Another activist legislature is flagrantly ignoring a clear Supreme Court precedent:
[A] zoning ordinance adopted this month by the city of Manassas [Virginia] redefines family, essentially restricting households to immediate relatives, even when the total is below the occupancy limit.

The rule, which has alarmed civil libertarians and housing activists, is among a series of attempts by municipalities across the nation to use zoning powers to deal with problems they associate with immigrants, often illegal, who have settled in suburbs, typically in shared housing to help with the rent or mortgage.
...
Kent Willis, executive director of the American Civil Liberties Union of Virginia, said the new rule is "constitutionally questionable" and pointed to a 1977 Supreme Court ruling that struck down a similar law defining family passed by the city of East Cleveland, Ohio.
The 1977 case is Moore v. East Cleveland, 431 U.S. 494 (1977). The facts were, as far as I can tell, identical to the Manassas ordinance: a city passed an ordinance, nominally to curb overcrowding, limiting the size of households. The ordinance exempted large families, however, and then promptly set about defining what "family" meant.

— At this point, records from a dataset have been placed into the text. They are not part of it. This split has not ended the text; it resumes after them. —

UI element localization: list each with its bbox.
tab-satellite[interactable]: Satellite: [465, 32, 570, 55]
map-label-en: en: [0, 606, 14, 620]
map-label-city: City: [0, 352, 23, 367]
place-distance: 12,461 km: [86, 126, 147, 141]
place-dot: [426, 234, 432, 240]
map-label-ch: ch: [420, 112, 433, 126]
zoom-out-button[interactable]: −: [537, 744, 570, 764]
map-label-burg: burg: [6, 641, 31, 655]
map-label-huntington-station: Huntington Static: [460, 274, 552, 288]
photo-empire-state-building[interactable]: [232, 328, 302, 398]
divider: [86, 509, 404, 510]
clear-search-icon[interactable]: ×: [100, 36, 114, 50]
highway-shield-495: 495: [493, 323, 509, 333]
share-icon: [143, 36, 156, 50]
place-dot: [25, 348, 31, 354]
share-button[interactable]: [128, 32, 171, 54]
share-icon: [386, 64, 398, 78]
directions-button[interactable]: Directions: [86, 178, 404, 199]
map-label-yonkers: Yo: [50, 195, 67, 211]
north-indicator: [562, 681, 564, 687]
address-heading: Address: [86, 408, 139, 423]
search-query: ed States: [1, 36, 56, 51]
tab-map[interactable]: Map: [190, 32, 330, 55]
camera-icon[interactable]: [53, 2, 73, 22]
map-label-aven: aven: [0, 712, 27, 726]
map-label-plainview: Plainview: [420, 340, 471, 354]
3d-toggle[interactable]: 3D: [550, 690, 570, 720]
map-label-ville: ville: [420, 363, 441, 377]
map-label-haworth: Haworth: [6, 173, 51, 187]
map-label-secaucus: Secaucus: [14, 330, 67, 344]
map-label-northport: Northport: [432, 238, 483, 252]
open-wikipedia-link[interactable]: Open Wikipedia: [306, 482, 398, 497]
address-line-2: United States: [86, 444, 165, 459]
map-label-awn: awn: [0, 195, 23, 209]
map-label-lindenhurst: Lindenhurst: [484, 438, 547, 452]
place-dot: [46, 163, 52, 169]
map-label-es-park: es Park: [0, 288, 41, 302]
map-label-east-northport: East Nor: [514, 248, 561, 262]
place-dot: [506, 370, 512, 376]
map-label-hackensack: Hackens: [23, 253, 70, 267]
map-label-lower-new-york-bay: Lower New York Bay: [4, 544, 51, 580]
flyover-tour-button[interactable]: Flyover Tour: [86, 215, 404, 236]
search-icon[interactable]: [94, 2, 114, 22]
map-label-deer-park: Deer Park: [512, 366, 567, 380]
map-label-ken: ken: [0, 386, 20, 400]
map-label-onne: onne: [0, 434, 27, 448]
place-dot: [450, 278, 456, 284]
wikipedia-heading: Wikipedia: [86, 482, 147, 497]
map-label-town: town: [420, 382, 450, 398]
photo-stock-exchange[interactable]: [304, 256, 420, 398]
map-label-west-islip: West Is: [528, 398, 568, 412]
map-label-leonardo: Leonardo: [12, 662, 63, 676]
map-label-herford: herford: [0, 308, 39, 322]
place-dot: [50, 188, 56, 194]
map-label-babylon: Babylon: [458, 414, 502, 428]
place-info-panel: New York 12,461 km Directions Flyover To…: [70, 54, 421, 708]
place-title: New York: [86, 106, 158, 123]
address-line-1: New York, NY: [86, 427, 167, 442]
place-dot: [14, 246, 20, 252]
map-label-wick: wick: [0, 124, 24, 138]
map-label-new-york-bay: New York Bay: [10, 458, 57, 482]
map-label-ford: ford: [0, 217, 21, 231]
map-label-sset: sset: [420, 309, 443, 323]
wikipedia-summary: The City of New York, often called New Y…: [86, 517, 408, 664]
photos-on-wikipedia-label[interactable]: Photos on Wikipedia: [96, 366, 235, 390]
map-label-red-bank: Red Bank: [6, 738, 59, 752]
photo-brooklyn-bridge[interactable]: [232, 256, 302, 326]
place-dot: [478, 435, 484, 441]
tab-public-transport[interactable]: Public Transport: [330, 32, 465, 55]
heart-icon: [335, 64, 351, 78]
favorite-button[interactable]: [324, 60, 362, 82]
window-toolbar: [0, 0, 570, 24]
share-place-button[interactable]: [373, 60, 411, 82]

The Supreme Court struck down the East Cleveland law, holding that even if "curbing overcrowding" is a legitimate government interest, it was not legitimate enough to justify discrimination based on family status. The Court's dictate is unambiguous: Either limit how many people can live in the house or not. (That libertarians would reflexively say "not" is a whole other blogpost.) As Justice Brennan noted in his concurrence:
"[T]he zoning power is not a license for local communities to enact senseless and arbitrary restrictions which cut deeply into private areas of protected family life."
No libertarian could have said it any better.

But I guess legislative memories fade after almost 30 years. In the new insolence expressed toward precedent and the worship of unbridled majoritarianism (i.e., mob rule), binding precedent ceases to be binding and that which ignores "the will of the majority" is summarily ignored as invalid.

In any case, isn't it amazing how the activists who seek to "defend marriage" and "protect the traditional family" are often the same activists who will try to keep such traditional families out of their neighborhood when they get too big (or just happen to be immigrants or Hispanics or some form of "others")?